Donald Trump n’a sans doute pas réalisé qu’il parviendrait à se faire élire. Des rumeurs très fondées expliquent qu’au départ, il voulait simplement profiter de sa notoriété acquise à la télévision pour orchestrer et se faire payer par des généreux donateurs une campagne de publicité mondiale afin de booster ses affaires sur la planète toute entière. Drôle d’idée ! Mais idée efficace.

Donald Trump a certes bien réussi sa vie d’homme d’affaires, mais essentiellement sur le marché américain. Un de ses rêves était de prendre pied sur les marchés asiatiques, africains et en Europe de l'Est de façon à devenir le roi incontesté de la construction de bâtiments et grands travaux sur toute la planète. C’était, d’après beaucoup de ses amis, son ambition ultime.
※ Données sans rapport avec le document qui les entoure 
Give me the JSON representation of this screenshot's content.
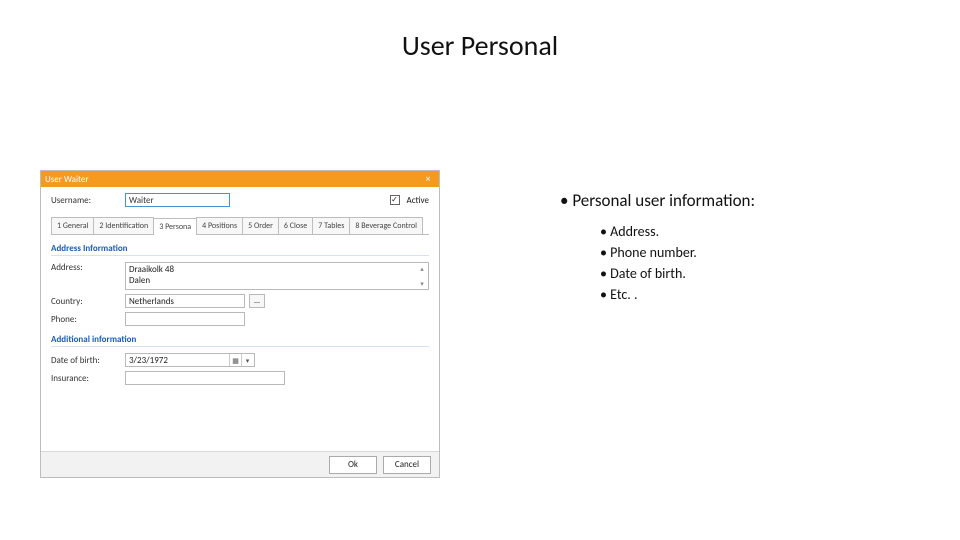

La campagne présidentielle devait lui apporter une notoriété internationale qu'il n’avait pas, sans que ça lui coûte très cher - puisque cette campagne est financée par des donateurs. On estime que la communication qu‘il a pu diffuser sur tous les médias du monde représente un budget supérieur à un milliard de dollars.

Une fois élu, à la surprise générale y compris la sienne sans doute, le voilà embarqué dans une galère avec un programme de croisière tellement ambitieux et souvent démagogique qu'il aura beaucoup de mal à le réaliser. Bref le risque de naufrage est grand.

Ce programme n'enlève rien à la réalité américaine qui l'a porté à la Maison Blanche, mais cette majorité qu’il a entendue et comprise mieux que d’autres, va difficilement lui pardonner de faillir à ses engagements. Les hommes politiques ne réalisent pas toutes leurs promesses, mais en général ils expliquent pourquoi avec des résultats économiques qui permettent de compenser le déficit au niveau des grands principes.

Donald Trump a formulé pendant sa campagne 7 projets précis qui ne résistent pas au premier examen et qui seront absolument irréalisables sur le plan technique, ou financier et même politique tant les dégâts collatéraux seraient importants. Il faudra donc que Donald Trump y renonce, ou alors il sera obligé de les abandonner sous la pression comminatoire du Congrès.

Les projets a priori irréalisables et listés par les spécialistes américains seraient les suivants :

1- Le mur à la frontière américano-mexicaine. C’est un projet pharaonique que Trump a comparé à la muraille de Chine et qu'il a imaginé pour barrer la route aux immigrés clandestins. Un mur de 12 mètres de hauteur, de 3 mètres de profondeur (pour empêcher la construction de tunnels) et une longueur de 3200 km. Un tel projet a été chiffré pendant la campagne présidentielle à un montant situé entre 4 et 12 milliards de dollars. Un chantier qui durera plus de 5 ans. Le New York Times a estimé les travaux à 26 milliards de dollars compte tenu des indemnisations d’expropriation de toutes les propriétés qui sont à cheval sur la frontière. Trump voulait faire payer le mur aux Mexicains. Tout cela est complètement invraisemblable.

2- La chasse aux immigrés. Il a parlé de renvoyer ou d’arrêter jusqu'à 10 millions d’émigrés clandestins. Les études récentes font état de 2 millions de clandestins. En dehors de la dimension humaine qui serait insupportable aux yeux du monde entier et donnerait des Etats Unis une image déplorable, l'économie américaine aurait du mal à supporter un départ massif de ses immigrés. Non seulement beaucoup d’activités seraient en panne, mais ce départ provoquerait une pression sur les salaires, insupportable pour beaucoup de petite industries. 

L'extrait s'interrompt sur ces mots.